The bank says the measures are covered by existing flexibility and change agreements with unions. This is disputed, however, by the unions concerned, the ATGWU, Siptu, Mandate and Amicus. They told the court that making a manager responsible for two branches would involve a fundamental change to a March 2003 agreement on terms and conditions of employment.

This agreement provided for one manager to be in charge of each branch, the unions argued.

For the bank to alter the staffing or management structure of branches would require renegotiation of existing agreements, the unions said. While there had been meetings with management on the proposed changes, they had involved exchanges of information only and no negotiations had taken place. Permanent TSB told the court that the changes were urgently required to address its competitive position.

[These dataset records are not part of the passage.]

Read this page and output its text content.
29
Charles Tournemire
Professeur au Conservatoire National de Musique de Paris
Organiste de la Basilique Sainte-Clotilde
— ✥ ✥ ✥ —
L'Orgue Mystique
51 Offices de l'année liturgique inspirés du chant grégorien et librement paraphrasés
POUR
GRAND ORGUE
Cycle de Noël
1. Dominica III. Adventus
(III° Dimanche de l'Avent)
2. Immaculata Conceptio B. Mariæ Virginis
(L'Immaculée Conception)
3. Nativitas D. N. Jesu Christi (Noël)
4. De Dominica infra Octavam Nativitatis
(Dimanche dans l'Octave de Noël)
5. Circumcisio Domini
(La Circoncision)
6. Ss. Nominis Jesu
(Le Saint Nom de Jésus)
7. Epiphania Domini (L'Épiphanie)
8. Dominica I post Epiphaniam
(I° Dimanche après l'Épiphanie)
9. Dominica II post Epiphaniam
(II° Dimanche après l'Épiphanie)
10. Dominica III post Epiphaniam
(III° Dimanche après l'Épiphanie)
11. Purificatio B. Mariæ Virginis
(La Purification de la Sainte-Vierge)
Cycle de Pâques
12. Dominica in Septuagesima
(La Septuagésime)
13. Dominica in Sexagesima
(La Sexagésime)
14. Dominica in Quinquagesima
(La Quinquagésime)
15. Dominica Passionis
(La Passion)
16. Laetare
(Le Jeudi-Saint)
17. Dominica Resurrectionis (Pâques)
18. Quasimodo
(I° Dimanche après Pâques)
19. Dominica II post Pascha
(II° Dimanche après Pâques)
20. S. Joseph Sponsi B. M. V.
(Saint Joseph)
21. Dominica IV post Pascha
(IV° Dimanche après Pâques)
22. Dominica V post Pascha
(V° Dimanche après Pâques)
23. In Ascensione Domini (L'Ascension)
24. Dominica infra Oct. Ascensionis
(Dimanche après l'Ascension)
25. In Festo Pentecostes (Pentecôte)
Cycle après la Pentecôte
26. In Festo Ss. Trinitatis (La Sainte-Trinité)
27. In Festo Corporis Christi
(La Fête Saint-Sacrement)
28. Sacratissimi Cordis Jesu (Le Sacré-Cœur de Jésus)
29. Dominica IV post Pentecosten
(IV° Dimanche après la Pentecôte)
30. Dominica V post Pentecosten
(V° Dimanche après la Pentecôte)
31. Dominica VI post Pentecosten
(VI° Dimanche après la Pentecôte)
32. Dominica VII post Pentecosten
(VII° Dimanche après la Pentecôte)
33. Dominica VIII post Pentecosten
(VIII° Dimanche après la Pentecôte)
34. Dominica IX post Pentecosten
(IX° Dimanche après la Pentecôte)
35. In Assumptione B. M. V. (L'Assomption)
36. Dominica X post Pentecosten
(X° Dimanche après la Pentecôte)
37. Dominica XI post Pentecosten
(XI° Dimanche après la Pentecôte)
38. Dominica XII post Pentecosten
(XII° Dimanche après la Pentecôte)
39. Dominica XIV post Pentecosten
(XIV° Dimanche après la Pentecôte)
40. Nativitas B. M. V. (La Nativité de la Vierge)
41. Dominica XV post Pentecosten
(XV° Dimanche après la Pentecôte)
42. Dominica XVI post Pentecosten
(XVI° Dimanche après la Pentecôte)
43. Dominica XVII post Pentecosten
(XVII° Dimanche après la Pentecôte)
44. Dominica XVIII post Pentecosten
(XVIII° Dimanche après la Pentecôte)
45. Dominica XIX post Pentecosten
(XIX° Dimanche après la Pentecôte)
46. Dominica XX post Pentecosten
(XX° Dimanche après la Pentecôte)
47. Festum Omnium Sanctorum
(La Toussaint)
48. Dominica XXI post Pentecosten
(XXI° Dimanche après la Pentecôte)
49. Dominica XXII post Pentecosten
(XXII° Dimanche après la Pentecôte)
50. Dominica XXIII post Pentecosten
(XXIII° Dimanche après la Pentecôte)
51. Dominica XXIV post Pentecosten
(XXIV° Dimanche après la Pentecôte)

When compared with competititors, its cost structures were very unfavourable and ultimately threatened the viability of the business, the bank said.

It argued that the introduction of branch twinning did not impact on terms and conditions of employment, and pointed out that no staff member would suffer financial loss as a result of the changes.

In a recommendation just published, the court said the parties should re-engage on the proposals and negotiate a resolution to the bank's problems.

Discussions should centre on the impact the proposals would have on the managers concerned and on existing agreements, it said.

If the parties failed to agree on all aspects before the end of September, they could return to the court for a further recommendation, it said.